Ils restèrent silencieux un moment.
Dark repensa à d’autres détails qu’il avait remarqués. Les objets du quotidien qui faisaient désormais partie d’une mise en scène macabre et sanglante. L’édredon à fleurs roses trempé de sang. Le nounours avec son nœud papillon tout éclaboussé de taches rouges. Un petit cure-dents en plastique sanguinolent. D’une certaine manière, c’était presque aussi insupportable à voir que le corps mutilé de la jeune fille. Des objets sortis de leur contexte habituel pour s’intégrer dans un spectacle d’horreur.
— Je ne savais pas, dit Riggins.
— Oui, je te crois. Sinon, je ne crois pas que tu serais venu me l’apporter. Mais cela veut dire que quelqu’un de ta hiérarchie a compris comment toucher un point sensible chez moi. Peut-être qu’ils savent que Sibby est enceinte…
— Quoi ? Merde… Félicitations à l’heureux papa. Même si je suis vexé que tu ne m’aies pas annoncé la nouvelle plus tôt. C’est pour quand ?
— Elle doit accoucher dans quelques semaines, dit Dark, agacé de faire cet aveu. Le fait est que quelqu’un essaie de bousiller ma vie. Et je me suis juré il y a deux ans que ça n’arriverait plus jamais. Ce matin, j’étais retiré des affaires, et je le suis encore.
— Tu dois te dire que je suis furieux contre toi, dit Riggins en sortant une autre cigarette.
Dark haussa les épaules. Riggins se retourna et lui posa une main sur l’épaule.

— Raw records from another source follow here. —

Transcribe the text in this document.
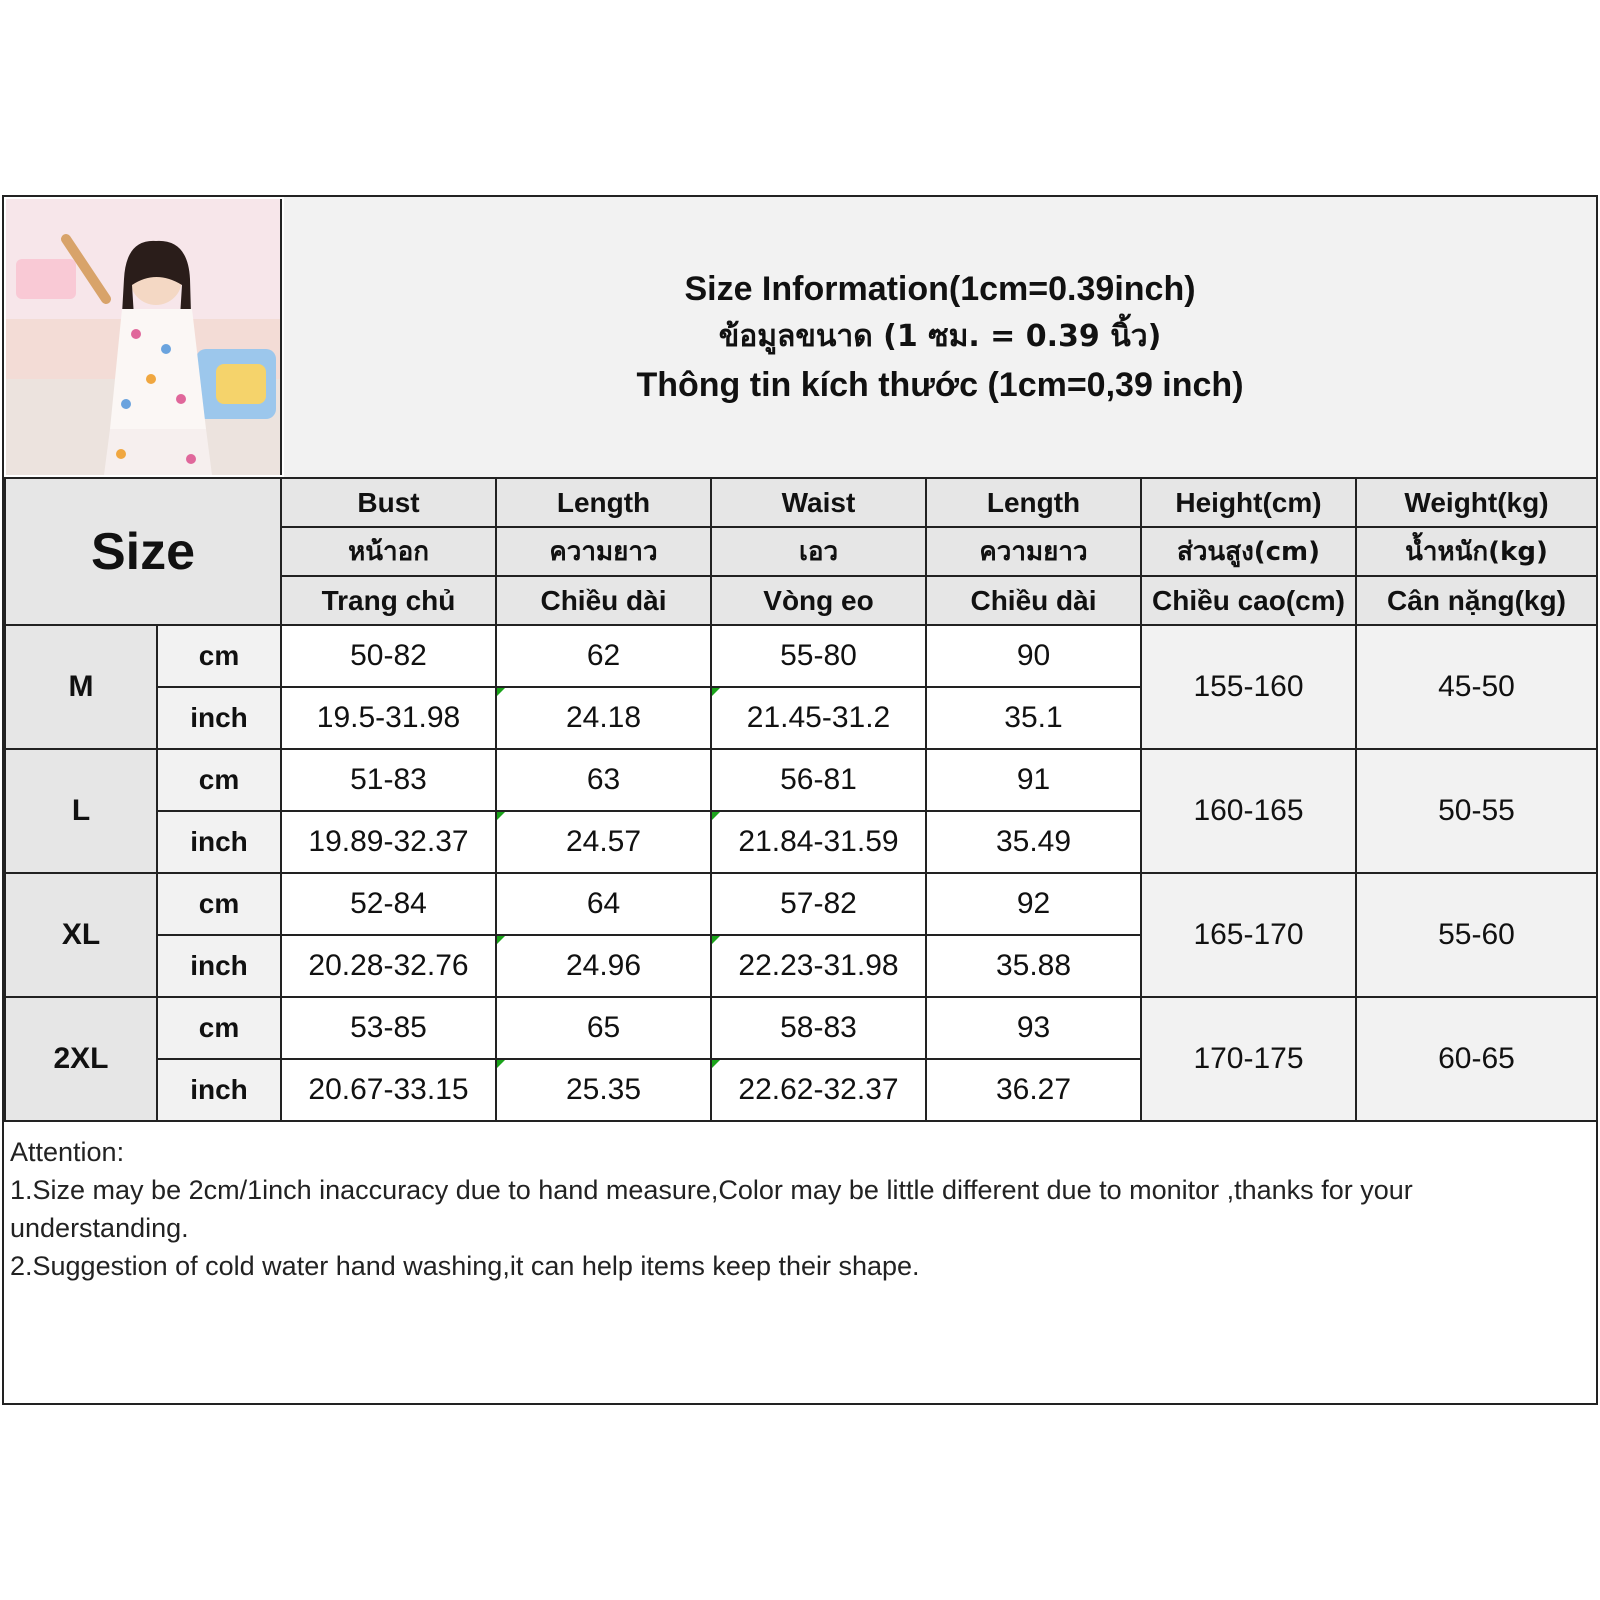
Size Information(1cm=0.39inch)
ข้อมูลขนาด (1 ซม. = 0.39 นิ้ว)
Thông tin kích thước (1cm=0,39 inch)
Size		Bust	Length	Waist	Length	Height(cm)	Weight(kg)
		หน้าอก	ความยาว	เอว	ความยาว	ส่วนสูง(cm)	น้ำหนัก(kg)
		Trang chủ	Chiều dài	Vòng eo	Chiều dài	Chiều cao(cm)	Cân nặng(kg)
M	cm	50-82	62	55-80	90	155-160	45-50
	inch	19.5-31.98	24.18	21.45-31.2	35.1		
L	cm	51-83	63	56-81	91	160-165	50-55
	inch	19.89-32.37	24.57	21.84-31.59	35.49		
XL	cm	52-84	64	57-82	92	165-170	55-60
	inch	20.28-32.76	24.96	22.23-31.98	35.88		
2XL	cm	53-85	65	58-83	93	170-175	60-65
	inch	20.67-33.15	25.35	22.62-32.37	36.27		
Attention:
1.Size may be 2cm/1inch inaccuracy due to hand measure,Color may be little different due to monitor ,thanks for your understanding.
2.Suggestion of cold water hand washing,it can help items keep their shape.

— Eh bien, ce n’est pas le cas. Je suis jaloux, en réalité. Tu as une vie qui t’attend dans ta jolie petite maison de Malibu. Et un bébé… Eh bien, ça change tout. En d’autres termes, je te comprends. Je donnerais n’importe quoi pour être à ta place en ce moment.
Il y eut un silence gêné, puis Riggins lui tendit la main. Dark fronça les sourcils et la serra. Riggins en profita pour se pencher vers lui.
— Une dernière chose. Je n’ai pas envie de faire plaisir à ces deux connards. Alors, sois sympa avec moi et viens te balader avec le condamné à mort que je suis, d’accord ?
Dans leur 4x4, Nellis et McGuire virent sur leur petit moniteur vidéo les deux hommes se serrer la main et remonter la jetée.
— Dark en mouvement avec Riggins, annonça Nellis dans son micro. Toujours aucune confirmation.
Leur véhicule était équipé de caméras haute définition et de micros omnidirectionnels. Mais leur portée était limitée. À mesure que Riggins et Dark s’éloignaient, Nellis et McGuire ne pouvaient capter que des bribes de leur conversation. Ils devaient se rapprocher sans pour autant se faire voir.
Tôt ou tard, ils connaîtraient les intentions de Dark. Un « oui » épargnerait la vie de Riggins. Un « non » signifierait une nuit très occupée pour eux. Seringues. Couteaux. Baignoires d’acide. Et éponges. Des tonnes d’épongés.
Riggins faisait durer le plaisir… Mais Nellis était bien forcé de l’admettre : ne serait-ce que pour mettre fin à son ennui, il avait hâte d’y être.